We support measures to increase the uptake in electric vehicles, and we recognise that creating more electric vehicle charge points is a part of that. However, I would be grateful if the Minister addressed two questions.

First, as I understand it—he will correct me if I have the wrong end of the stick—the clause focuses on firms that invest at least £200,000 a year in plants and machines. Small business will not be able to take advantage of the same tax breaks, and I am concerned that that could create an imbalance. In town centres with a zero-carbon target—the first was in my home city of Oxford—businesses are required to use only electric vehicles or other zero-carbon modes of transport, so it is important that they are on a level playing field.
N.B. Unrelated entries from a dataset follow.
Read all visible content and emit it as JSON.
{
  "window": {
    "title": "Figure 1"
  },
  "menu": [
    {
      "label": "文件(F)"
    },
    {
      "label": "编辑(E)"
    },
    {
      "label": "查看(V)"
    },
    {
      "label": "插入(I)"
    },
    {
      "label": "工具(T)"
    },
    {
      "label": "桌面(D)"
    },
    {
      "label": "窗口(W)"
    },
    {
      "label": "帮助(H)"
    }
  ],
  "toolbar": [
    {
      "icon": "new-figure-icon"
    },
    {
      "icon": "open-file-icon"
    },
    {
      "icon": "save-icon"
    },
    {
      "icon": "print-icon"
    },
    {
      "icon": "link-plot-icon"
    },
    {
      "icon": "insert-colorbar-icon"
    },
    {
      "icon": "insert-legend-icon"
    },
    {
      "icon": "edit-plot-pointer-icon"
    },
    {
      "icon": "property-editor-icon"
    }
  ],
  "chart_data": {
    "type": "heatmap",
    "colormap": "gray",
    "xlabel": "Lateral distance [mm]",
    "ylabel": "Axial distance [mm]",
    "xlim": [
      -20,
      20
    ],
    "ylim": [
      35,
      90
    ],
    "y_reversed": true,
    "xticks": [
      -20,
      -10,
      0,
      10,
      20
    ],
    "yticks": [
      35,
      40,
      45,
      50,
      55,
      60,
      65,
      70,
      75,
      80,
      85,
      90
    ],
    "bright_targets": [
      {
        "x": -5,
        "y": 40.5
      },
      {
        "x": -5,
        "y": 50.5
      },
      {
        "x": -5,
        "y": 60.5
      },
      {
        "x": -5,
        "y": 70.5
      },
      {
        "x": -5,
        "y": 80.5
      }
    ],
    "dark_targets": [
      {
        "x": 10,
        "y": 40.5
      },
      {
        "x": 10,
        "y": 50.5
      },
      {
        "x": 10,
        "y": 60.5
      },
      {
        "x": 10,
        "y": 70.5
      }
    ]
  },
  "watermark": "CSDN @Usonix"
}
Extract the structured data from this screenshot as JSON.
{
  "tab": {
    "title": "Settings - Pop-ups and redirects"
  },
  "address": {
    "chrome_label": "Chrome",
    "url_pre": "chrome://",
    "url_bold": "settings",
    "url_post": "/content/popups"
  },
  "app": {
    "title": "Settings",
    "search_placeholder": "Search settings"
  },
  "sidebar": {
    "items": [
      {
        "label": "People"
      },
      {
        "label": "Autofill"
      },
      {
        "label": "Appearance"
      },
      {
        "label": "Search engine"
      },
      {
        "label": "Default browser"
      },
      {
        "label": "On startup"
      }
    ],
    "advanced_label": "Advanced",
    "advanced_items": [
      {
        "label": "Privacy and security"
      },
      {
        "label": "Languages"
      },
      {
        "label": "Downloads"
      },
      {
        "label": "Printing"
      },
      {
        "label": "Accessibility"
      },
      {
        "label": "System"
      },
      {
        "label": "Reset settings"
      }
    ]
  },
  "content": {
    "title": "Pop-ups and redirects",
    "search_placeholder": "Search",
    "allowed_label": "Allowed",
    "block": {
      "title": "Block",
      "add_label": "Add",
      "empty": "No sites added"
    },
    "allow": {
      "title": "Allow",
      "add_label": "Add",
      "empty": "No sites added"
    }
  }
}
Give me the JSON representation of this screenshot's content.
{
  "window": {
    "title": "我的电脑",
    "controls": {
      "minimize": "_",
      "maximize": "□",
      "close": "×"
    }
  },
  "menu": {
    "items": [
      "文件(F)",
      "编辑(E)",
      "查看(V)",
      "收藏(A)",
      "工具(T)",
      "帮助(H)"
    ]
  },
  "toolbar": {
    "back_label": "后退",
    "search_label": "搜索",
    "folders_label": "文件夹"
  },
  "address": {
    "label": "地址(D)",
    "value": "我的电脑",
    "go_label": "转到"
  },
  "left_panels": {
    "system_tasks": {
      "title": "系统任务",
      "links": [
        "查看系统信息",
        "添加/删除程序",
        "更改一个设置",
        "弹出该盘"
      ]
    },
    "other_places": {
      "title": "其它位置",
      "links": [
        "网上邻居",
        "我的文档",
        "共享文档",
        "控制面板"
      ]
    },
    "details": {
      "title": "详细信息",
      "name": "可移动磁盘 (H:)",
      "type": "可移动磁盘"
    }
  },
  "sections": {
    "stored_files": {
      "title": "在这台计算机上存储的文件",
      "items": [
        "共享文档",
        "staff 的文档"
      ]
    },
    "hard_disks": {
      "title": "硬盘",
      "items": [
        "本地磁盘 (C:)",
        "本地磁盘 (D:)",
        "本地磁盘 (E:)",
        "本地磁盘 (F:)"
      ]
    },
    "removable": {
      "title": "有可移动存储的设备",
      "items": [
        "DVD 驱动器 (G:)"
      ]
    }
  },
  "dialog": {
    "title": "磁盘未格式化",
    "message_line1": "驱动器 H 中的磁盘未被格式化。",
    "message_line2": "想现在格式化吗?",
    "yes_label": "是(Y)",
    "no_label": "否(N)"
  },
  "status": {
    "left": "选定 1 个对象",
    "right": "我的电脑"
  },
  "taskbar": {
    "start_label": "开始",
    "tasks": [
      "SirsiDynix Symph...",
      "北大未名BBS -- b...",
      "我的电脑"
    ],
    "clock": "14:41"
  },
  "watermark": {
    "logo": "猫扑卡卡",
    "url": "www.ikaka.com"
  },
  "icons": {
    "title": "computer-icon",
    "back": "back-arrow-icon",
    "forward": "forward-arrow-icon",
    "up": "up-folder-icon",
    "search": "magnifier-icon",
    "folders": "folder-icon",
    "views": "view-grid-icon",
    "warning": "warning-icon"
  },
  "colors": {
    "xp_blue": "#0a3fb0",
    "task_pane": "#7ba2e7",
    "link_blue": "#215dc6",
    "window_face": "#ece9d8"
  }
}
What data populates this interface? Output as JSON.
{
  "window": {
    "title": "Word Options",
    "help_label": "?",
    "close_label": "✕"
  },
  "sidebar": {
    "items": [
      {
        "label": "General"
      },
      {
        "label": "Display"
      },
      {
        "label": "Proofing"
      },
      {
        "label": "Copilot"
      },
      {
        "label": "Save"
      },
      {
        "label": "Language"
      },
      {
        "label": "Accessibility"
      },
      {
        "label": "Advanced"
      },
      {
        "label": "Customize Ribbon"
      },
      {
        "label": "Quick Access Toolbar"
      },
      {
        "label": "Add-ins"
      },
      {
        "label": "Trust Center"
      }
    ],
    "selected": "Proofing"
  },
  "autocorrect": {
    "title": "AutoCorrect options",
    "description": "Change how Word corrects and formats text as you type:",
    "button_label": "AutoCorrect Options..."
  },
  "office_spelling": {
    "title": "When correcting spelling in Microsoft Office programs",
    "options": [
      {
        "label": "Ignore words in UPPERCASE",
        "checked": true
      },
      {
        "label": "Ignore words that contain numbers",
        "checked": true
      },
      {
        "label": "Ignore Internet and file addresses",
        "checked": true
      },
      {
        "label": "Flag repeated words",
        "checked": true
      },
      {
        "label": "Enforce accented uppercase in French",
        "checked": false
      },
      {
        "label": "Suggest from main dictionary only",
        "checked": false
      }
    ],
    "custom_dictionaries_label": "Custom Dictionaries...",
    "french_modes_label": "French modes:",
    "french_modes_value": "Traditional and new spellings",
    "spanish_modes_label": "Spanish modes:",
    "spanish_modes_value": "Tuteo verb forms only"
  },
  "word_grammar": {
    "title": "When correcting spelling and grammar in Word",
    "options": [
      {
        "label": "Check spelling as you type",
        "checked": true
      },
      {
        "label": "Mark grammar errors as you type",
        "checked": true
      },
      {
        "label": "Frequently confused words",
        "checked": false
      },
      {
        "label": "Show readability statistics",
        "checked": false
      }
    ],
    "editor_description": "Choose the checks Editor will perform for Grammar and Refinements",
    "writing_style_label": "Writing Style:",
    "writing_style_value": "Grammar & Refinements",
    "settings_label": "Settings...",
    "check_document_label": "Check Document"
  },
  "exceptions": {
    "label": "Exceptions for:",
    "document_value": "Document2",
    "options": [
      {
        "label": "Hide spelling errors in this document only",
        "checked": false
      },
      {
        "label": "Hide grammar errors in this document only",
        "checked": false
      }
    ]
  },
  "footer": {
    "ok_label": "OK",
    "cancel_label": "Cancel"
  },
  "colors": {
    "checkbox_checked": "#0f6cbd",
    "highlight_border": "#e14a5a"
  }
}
Is there an imbalance? I may have misunderstood the legislation, but I would appreciate the Minister’s thoughts.

Secondly, how does the policy relate to other measures within the fiscal system that aim to promote low-carbon technologies? The founder and CEO of the renewable energy investor Rockfire Capital states:

“Increasing availability of charging for electric cars is all very good but the biggest challenge is making sure the energy used is as green as the cars. These measures are a drop in the ocean compared with what is actually required.”

Removing the renewable energy exemption from the climate change levy has reduced the tax incentives for business to invest in large-scale renewable energy schemes. Green cars are only green if green energy is going into them.

Ruth George Portrait Ruth George
- Hansard - - - Excerpts

Like my hon. Friend, I am pleased to see decent allowance made for expenditure on electric vehicle charge points. It is much needed, particularly in my rural constituency, where it will be difficult to install the infrastructure in a way that business can comply with. I echo her point about small businesses. I understand that the Automated and Electric Vehicles Bill may introduce a requirement for service stations to install electric vehicle charge points. Many service stations are independently owned; it seems particularly hard on them that they will not receive tax incentives for installing charge points, but larger companies will.

Will the Minister explain why the cut-off date is 31 March 2019 for corporation tax and 5 April 2019 for income tax? The technology is already being produced but will change constantly over the next few years. It is important to ensure that companies can consider the full range of technology coming on the market and adapt their charging points to the most successful and future-proofed. For that reason, it seems odd to include an arbitrary time limit. Can the Minister explain that?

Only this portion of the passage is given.